Responding to Hackitt’s comments, Steve Radley, the CITB strategy and policy director, said his organisation was already working closely with the installers’ and site supervisors’ working groups while also starting development of a training standard for core fire safety for those working in high-rise residential buildings.
“We are happy to engage with a fuller range of working groups if this will help to ensure a consistent response to the Industry Safety Steering Group’s recommendations.
“However, we need to agree with the ISSG the best way to do this as these working groups cover occupations beyond our remit and have different approaches to establishing competence.”
Hackitt said the introduction of any new competency system ought to be phased, with high risk residential buildings (HRRB) taking priority.
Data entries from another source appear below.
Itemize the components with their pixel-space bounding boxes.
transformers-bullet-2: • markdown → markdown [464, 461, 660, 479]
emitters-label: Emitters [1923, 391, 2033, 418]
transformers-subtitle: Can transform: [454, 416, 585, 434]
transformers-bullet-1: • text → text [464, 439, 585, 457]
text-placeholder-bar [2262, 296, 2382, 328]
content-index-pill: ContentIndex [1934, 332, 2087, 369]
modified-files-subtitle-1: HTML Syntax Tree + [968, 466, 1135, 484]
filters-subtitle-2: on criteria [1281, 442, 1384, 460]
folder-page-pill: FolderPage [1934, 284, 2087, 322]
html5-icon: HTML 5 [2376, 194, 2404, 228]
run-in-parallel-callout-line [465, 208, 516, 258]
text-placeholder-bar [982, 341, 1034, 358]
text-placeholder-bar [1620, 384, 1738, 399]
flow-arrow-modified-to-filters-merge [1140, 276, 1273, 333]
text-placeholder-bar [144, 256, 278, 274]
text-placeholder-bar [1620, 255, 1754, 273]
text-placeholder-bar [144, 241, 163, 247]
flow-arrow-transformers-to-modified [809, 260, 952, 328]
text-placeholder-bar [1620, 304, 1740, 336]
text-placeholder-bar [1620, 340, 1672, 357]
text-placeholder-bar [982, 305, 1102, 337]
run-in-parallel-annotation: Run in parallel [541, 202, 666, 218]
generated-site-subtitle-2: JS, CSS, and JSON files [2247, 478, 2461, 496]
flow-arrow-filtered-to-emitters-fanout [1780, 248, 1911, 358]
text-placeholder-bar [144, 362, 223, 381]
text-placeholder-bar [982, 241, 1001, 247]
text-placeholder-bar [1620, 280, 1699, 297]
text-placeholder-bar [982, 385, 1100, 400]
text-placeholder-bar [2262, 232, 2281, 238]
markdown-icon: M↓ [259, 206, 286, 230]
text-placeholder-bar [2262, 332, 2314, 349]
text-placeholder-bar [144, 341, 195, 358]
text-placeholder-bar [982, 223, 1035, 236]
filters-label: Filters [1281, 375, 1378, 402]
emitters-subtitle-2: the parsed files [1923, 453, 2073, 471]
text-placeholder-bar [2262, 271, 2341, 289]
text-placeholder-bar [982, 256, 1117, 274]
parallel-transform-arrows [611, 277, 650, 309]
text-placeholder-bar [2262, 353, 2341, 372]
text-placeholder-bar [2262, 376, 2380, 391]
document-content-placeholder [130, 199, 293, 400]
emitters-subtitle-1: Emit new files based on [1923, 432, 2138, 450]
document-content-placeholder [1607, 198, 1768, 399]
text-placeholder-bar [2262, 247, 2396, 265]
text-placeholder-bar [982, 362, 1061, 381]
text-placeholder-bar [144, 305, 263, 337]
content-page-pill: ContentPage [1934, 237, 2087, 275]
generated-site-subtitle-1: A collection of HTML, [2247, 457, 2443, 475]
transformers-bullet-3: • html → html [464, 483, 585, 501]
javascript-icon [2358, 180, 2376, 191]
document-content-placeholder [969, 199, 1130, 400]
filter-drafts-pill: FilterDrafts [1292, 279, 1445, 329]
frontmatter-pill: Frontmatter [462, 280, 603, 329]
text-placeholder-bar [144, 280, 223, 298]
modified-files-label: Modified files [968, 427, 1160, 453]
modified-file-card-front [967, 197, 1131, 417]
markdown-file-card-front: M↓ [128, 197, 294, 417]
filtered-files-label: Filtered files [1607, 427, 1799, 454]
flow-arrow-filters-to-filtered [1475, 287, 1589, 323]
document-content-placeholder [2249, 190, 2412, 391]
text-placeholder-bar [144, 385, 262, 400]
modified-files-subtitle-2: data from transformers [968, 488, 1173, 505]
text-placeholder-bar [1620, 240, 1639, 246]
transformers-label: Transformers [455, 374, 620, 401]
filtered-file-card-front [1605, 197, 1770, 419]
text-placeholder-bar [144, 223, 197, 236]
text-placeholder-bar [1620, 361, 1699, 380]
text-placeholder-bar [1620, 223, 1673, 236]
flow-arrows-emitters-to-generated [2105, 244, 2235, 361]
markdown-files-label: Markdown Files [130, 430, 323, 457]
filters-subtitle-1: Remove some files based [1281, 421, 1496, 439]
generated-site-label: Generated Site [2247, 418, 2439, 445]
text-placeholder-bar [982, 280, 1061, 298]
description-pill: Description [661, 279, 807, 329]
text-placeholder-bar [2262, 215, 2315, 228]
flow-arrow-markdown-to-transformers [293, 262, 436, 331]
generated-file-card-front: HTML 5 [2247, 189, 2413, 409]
“The biggest risk is the scope question, because the bigger the scope the more challenging it will be to implement this. That is not to say that over time I would not want to see good practice filter down to every single aspect of all buildings [but] this is a culture change that should start with the highest hazards and risks – HRRB.”
While she said the system would eventually need to cover buildings like those recently affected by fires at Barking in east London and at Worcester Park in south-west London, she added: “I think we have to recognise that this is a project to be managed and that you have to do it in a number of stages. Let’s get it right and let’s get it working on the most important and highest risks first and then extend it.”
And she criticised what she called moves to “dilute” the role of building safety manager and turn it more into a safety co-ordinator role.
She added: “The industry has to change and it has to deliver. Many people out there need to know that we are doing all we can to make their homes safer.”
Comments on the CSG’s interim report have to be submitted by 31 October and the final document is expected to be published by the end of the year or early in 2020.